Phase 5 — Long Context & 1-Column NPU

8k context validated · attention fallback characterised · bench-context.sh  ·  ← All changelogs

Wins
8k context validated — no OOM NPU 2–3× over CPU at all context lengths Peak at pp=2048 (full tile utilisation) Attention fallback behaviour fully characterised

What was built

Ran a full sweep of context lengths (pp=512 through pp=8192) to characterise NPU throughput degradation at long context. Added tools/bench-context.sh for automated context-length sweeps.

Validated 8k context inference on 30 GiB RAM: KV cache ≈ 1 GiB + model ≈ 4.6 GiB leaves ample headroom. No OOM observed.

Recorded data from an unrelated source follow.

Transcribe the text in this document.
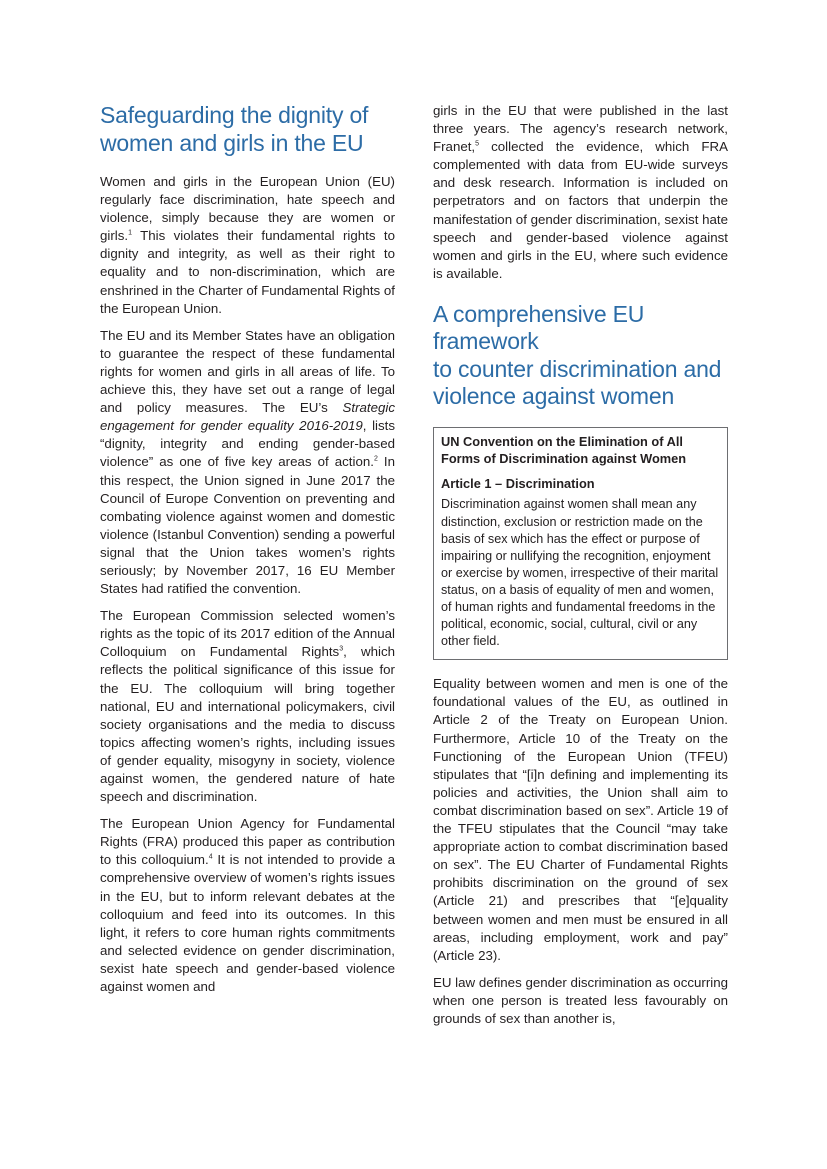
Safeguarding the dignity of
women and girls in the EU

Women and girls in the European Union (EU) regularly face discrimination, hate speech and violence, simply because they are women or girls.$^1$ This violates their fundamental rights to dignity and integrity, as well as their right to equality and to non-discrimination, which are enshrined in the Charter of Fundamental Rights of the European Union.

The EU and its Member States have an obligation to guarantee the respect of these fundamental rights for women and girls in all areas of life. To achieve this, they have set out a range of legal and policy measures. The EU’s Strategic engagement for gender equality 2016-2019, lists “dignity, integrity and ending gender-based violence” as one of five key areas of action.$^2$ In this respect, the Union signed in June 2017 the Council of Europe Convention on preventing and combating violence against women and domestic violence (Istanbul Convention) sending a powerful signal that the Union takes women’s rights seriously; by November 2017, 16 EU Member States had ratified the convention.

The European Commission selected women’s rights as the topic of its 2017 edition of the Annual Colloquium on Fundamental Rights$^3$, which reflects the political significance of this issue for the EU. The colloquium will bring together national, EU and international policymakers, civil society organisations and the media to discuss topics affecting women’s rights, including issues of gender equality, misogyny in society, violence against women, the gendered nature of hate speech and discrimination.

The European Union Agency for Fundamental Rights (FRA) produced this paper as contribution to this colloquium.$^4$ It is not intended to provide a comprehensive overview of women’s rights issues in the EU, but to inform relevant debates at the colloquium and feed into its outcomes. In this light, it refers to core human rights commitments and selected evidence on gender discrimination, sexist hate speech and gender-based violence against women and

girls in the EU that were published in the last three years. The agency’s research network, Franet,$^5$ collected the evidence, which FRA complemented with data from EU-wide surveys and desk research. Information is included on perpetrators and on factors that underpin the manifestation of gender discrimination, sexist hate speech and gender-based violence against women and girls in the EU, where such evidence is available.

A comprehensive EU framework
to counter discrimination and
violence against women
UN Convention on the Elimination of All Forms of Discrimination against Women
Article 1 – Discrimination
Discrimination against women shall mean any distinction, exclusion or restriction made on the basis of sex which has the effect or purpose of impairing or nullifying the recognition, enjoyment or exercise by women, irrespective of their marital status, on a basis of equality of men and women, of human rights and fundamental freedoms in the political, economic, social, cultural, civil or any other field.

Equality between women and men is one of the foundational values of the EU, as outlined in Article 2 of the Treaty on European Union. Furthermore, Article 10 of the Treaty on the Functioning of the European Union (TFEU) stipulates that “[i]n defining and implementing its policies and activities, the Union shall aim to combat discrimination based on sex”. Article 19 of the TFEU stipulates that the Council “may take appropriate action to combat discrimination based on sex”. The EU Charter of Fundamental Rights prohibits discrimination on the ground of sex (Article 21) and prescribes that “[e]quality between women and men must be ensured in all areas, including employment, work and pay” (Article 23).

EU law defines gender discrimination as occurring when one person is treated less favourably on grounds of sex than another is,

Why NPU degrades at long context

The NPU only offloads MUL_MAT ops where the K dimension matches a loaded xclbin. Attention score matmuls have K=seq_len (the current context length) — a variable that grows with every token. These always fall back to CPU.

At short context (pp=512), attention score matmuls are small and the NPU handles most of the compute. At pp=8192, attention score matmuls dominate and CPU becomes the bottleneck.

This is a fundamental architectural constraint, not a bug. The NPU excels at fixed-shape projection matmuls; a Vulkan or CPU attention implementation handles the dynamic-K attention path.

Performance vs context length (1-col NPU, Llama 3.1 8B Q4_K_M)

Backendpp=512pp=2048pp=4096pp=8192
CPU only4.6 t/s4.3 t/s4.0 t/s3.6 t/s
NPU 1-col (Phase 5)10.2 t/s12.9 t/s11.7 t/s8.9 t/s

NPU degrades 21% from pp=512→8192 (less than CPU's 22% — NPU is slightly more context-resilient). Peak at pp=2048 where the fixed-K projection tile is fully utilised.

Note: --ubatch-size 2048 was tested but did not improve NPU throughput — larger CPU-side attention batches (O(n²) memory) outweigh any tile utilisation gain.